Chen Xiangning, Balko Justin M, Ling Fei, Jin Yabin, Gonzalez Anneliese, Zhao Zhongming, Chen Jingchun
410 AI, LLC, 10 Plummer Ct, Germantown, MD, 20876, USA.
Department of Medicine, Vanderbilt-Ingram Cancer Center, Vanderbilt University Medical Center, 2101 W End Ave, Nashville, TN, 37240, USA.
Heliyon. 2023 Mar 23;9(4):e14819. doi: 10.1016/j.heliyon.2023.e14819. eCollection 2023 Apr.

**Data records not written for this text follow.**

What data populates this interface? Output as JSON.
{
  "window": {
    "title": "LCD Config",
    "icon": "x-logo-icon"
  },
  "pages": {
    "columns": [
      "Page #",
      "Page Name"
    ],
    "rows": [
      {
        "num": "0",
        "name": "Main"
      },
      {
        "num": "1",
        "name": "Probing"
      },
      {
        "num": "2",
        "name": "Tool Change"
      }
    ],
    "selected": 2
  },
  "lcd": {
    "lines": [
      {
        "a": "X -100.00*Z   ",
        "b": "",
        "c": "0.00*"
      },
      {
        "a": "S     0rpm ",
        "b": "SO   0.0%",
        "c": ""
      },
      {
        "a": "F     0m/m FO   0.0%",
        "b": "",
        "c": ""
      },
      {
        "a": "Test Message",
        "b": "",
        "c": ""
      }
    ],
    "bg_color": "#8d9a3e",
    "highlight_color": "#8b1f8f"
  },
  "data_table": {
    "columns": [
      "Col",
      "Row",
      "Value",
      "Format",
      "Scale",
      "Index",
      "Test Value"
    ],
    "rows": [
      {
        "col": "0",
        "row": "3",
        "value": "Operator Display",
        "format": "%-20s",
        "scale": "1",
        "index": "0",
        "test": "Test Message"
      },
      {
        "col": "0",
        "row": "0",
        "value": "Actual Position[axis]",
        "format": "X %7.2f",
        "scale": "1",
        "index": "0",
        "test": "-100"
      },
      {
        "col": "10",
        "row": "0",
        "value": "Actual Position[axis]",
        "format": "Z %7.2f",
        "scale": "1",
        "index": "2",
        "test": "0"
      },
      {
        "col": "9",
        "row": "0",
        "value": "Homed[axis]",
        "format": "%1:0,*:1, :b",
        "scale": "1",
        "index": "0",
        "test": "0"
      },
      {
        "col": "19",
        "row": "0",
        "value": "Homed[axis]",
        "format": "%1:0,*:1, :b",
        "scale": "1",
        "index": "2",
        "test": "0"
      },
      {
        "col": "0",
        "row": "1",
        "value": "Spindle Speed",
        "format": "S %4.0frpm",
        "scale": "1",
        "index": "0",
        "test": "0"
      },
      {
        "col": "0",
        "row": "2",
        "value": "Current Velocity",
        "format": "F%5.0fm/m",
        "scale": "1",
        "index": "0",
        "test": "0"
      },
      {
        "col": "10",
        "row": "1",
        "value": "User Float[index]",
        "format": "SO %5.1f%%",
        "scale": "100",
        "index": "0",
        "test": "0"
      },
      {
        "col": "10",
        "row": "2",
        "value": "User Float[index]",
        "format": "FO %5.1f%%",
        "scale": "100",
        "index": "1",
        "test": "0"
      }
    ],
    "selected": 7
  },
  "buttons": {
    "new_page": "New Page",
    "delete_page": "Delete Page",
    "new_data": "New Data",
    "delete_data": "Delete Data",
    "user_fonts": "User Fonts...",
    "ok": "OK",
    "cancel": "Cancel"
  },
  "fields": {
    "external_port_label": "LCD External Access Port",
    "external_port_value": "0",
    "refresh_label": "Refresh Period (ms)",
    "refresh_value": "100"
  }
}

Triple negative breast cancers (TNBCs) are tumors with a poor treatment response and prognosis. In this study, we propose a new approach, candidate extraction from convolutional neural network (CNN) elements (CECE), for discovery of biomarkers for TNBCs. We used the GSE96058 and GSE81538 datasets to build a CNN model to classify TNBCs and non-TNBCs and used the model to make TNBC predictions for two additional datasets, the cancer genome atlas (TCGA) breast cancer RNA sequencing data and the data from Fudan University Shanghai Cancer Center (FUSCC). Using correctly predicted TNBCs from the GSE96058 and TCGA datasets, we calculated saliency maps for these subjects and extracted the genes that the CNN model used to separate TNBCs from non-TNBCs. Among the TNBC signature patterns that the CNN models learned from the training data, we found a set of 21 genes that can classify TNBCs into two major classes, or CECE subtypes, with distinct overall survival rates ( = 0.0074). We replicated this subtype classification in the FUSCC dataset using the same 21 genes, and the two subtypes had similar differential overall survival rates ( = 0.0490). When all TNBCs were combined from the 3 datasets, the CECE II subtype had a hazard ratio of 1.94 (95% CI, 1.25-3.01; = 0.0032). The results demonstrate that the spatial patterns learned by the CNN models can be utilized to discover interacting biomarkers otherwise unlikely to be identified by traditional approaches.
三阴性乳腺癌(TNBC)是治疗反应和预后较差的肿瘤。在本研究中,我们提出了一种新方法,即从卷积神经网络(CNN)元素中提取候选物(CECE),用于发现TNBC的生物标志物。我们使用GSE96058和GSE81538数据集构建了一个CNN模型来区分TNBC和非TNBC,并使用该模型对另外两个数据集进行TNBC预测,这两个数据集分别是癌症基因组图谱(TCGA)乳腺癌RNA测序数据和复旦大学附属肿瘤医院(FUSCC)的数据。利用GSE96058和TCGA数据集中预测正确的TNBC,我们计算了这些样本的显著性图,并提取了CNN模型用于区分TNBC和非TNBC的基因。在CNN模型从训练数据中学到的TNBC特征模式中,我们发现一组21个基因可以将TNBC分为两个主要类别,即CECE亚型,其总生存率明显不同(P = 0.0074)。我们使用相同的21个基因在FUSCC数据集中重复了这种亚型分类,并且这两个亚型具有相似的总生存率差异(P = 0.0490)。当将3个数据集中的所有TNBC合并时,CECE II亚型的风险比为1.94(95% CI,1.25 - 3.01;P = 0.0032)。结果表明,CNN模型学到的空间模式可用于发现相互作用的生物标志物,而这些生物标志物用传统方法不太可能被识别。